Recently, we have concentrated on the development of hybrid materials by utilizing combination of metal oxide semiconductors thus capable of effective photoelectrochemical reduction of carbon dioxide. For example, the combination of titanium (IV) oxide and copper (I) oxide has been considered before and after sunlight illumination. Application of the hybrid system composed of both above-mentioned oxides resulted in high current densities originating from photoelectrochemical reduction of carbon dioxide mostly to methanol (CH3OH) as demonstrated upon identification of final products. Among important issue is intentional stabilization, activation, and functionalization of the mixed-metal-oxide-based photoelectrochemcal interface toward better long-term performance and selectivity production of small organic molecules (C1-C4) and other chemicals. In this respect, ultra-thin films of conducting polymers (simple or polyoxometallate-derivatized) and supramolecular complexes (with nitrogen containing ligands and certain transition metal sites), sub-monolayers of metals (Cu, Au), networks of noble metal (Au, Ag) nanoparticles or layers of robust bacterial biofilms have been considered.

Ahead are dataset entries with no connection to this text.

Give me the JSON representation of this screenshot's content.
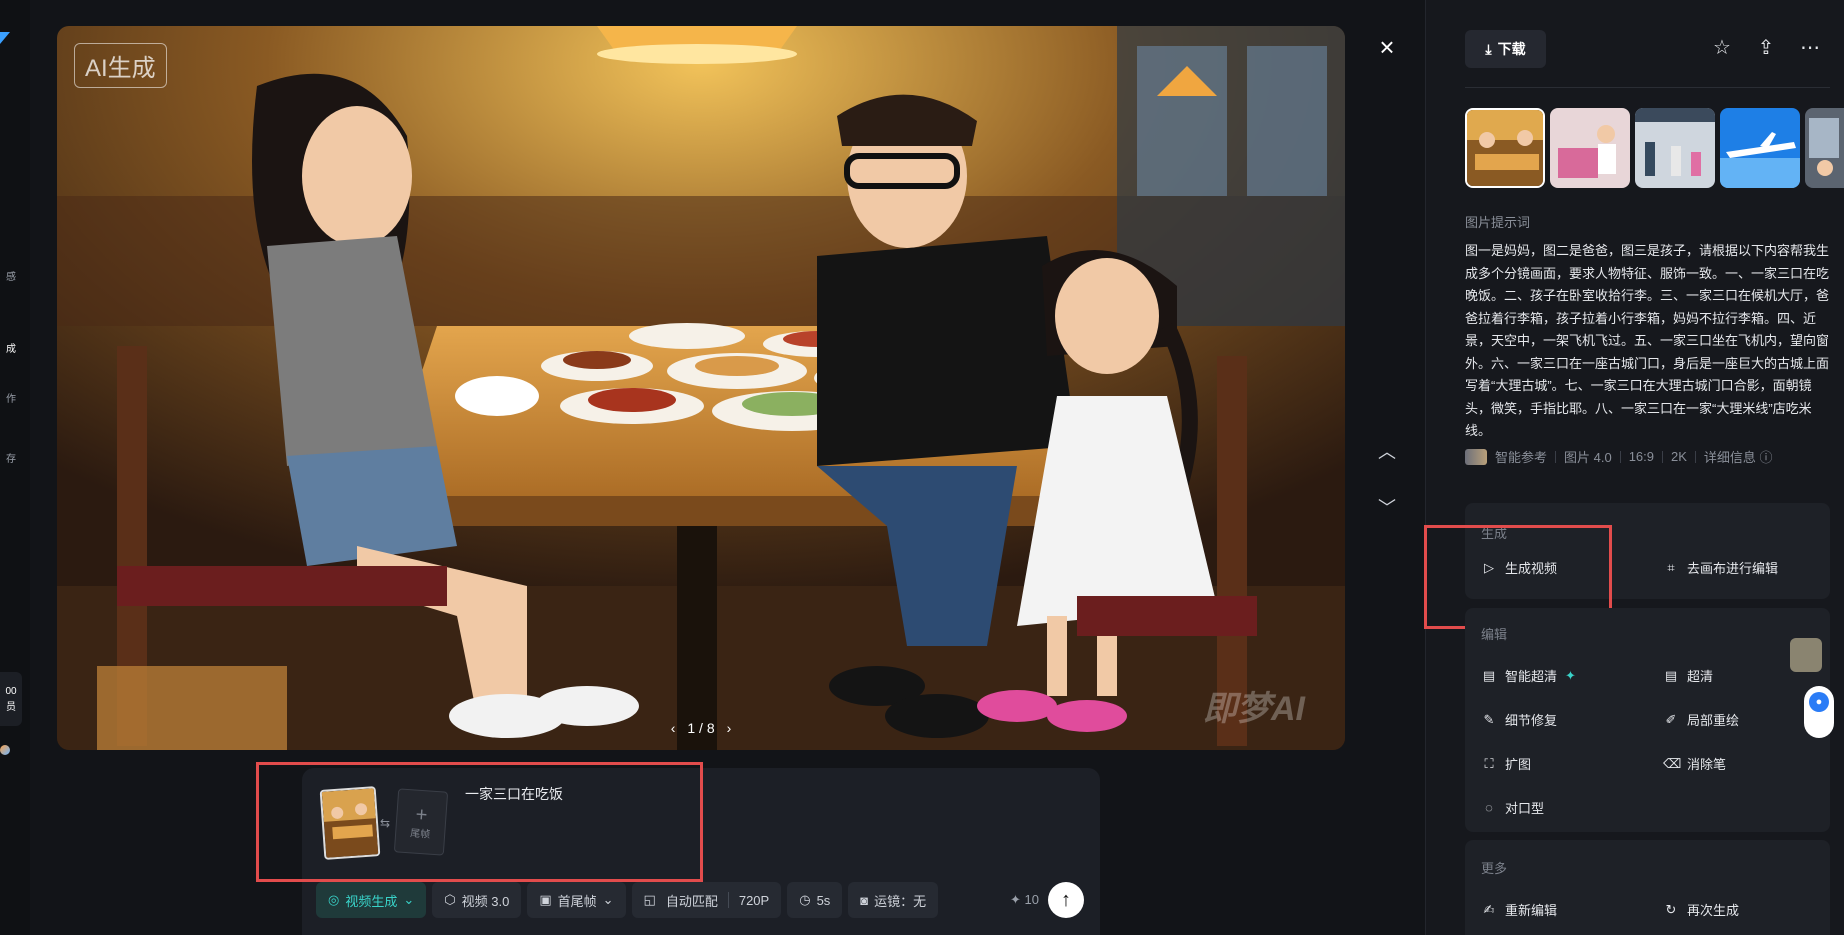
{
  "viewer": {
    "ai_badge": "AI生成",
    "watermark": "即梦AI",
    "pager": "1 / 8",
    "prev": "‹",
    "next": "›",
    "close": "×",
    "up": "︿",
    "down": "﹀"
  },
  "left_strip": {
    "items": [
      "感",
      "成",
      "作",
      "存"
    ],
    "badge_top": "00",
    "badge_bottom": "员"
  },
  "composer": {
    "prompt": "一家三口在吃饭",
    "tail_label": "尾帧",
    "swap": "⇆",
    "plus": "+",
    "toolbar": {
      "mode": "视频生成",
      "model": "视频 3.0",
      "frames": "首尾帧",
      "ratio": "自动匹配",
      "resolution": "720P",
      "duration": "5s",
      "camera": "运镜：无"
    },
    "credit": "✦ 10",
    "send": "↑"
  },
  "panel": {
    "download": "下载",
    "prompt_label": "图片提示词",
    "prompt_text": "图一是妈妈，图二是爸爸，图三是孩子，请根据以下内容帮我生成多个分镜画面，要求人物特征、服饰一致。一、一家三口在吃晚饭。二、孩子在卧室收拾行李。三、一家三口在候机大厅，爸爸拉着行李箱，孩子拉着小行李箱，妈妈不拉行李箱。四、近景，天空中，一架飞机飞过。五、一家三口坐在飞机内，望向窗外。六、一家三口在一座古城门口，身后是一座巨大的古城上面写着“大理古城”。七、一家三口在大理古城门口合影，面朝镜头，微笑，手指比耶。八、一家三口在一家“大理米线”店吃米线。",
    "meta": {
      "ref": "智能参考",
      "model": "图片 4.0",
      "ratio": "16:9",
      "res": "2K",
      "detail": "详细信息 ⓘ"
    },
    "generate": {
      "title": "生成",
      "video": "生成视频",
      "canvas": "去画布进行编辑"
    },
    "edit": {
      "title": "编辑",
      "smart_hd": "智能超清",
      "hd": "超清",
      "detail_fix": "细节修复",
      "local_redraw": "局部重绘",
      "expand": "扩图",
      "eraser": "消除笔",
      "lip_sync": "对口型"
    },
    "more": {
      "title": "更多",
      "re_edit": "重新编辑",
      "regenerate": "再次生成"
    }
  },
  "icons": {
    "download": "download-icon",
    "star": "star-icon",
    "share": "share-icon",
    "more": "more-icon",
    "close": "close-icon"
  }
}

The photo-biocathode with Cu-containing enzyme has induced the reduction of not only oxygen but carbon dioxide as well, under illuminations with photon energies higher than silicon band gap.
In the presentation, special attention will be paid to mechanistic aspects of electroreduction of carbon dioxide, fabrication and characterization of highly selective and durable semiconductor photoelectrode materials and to importance of the reaction conditions.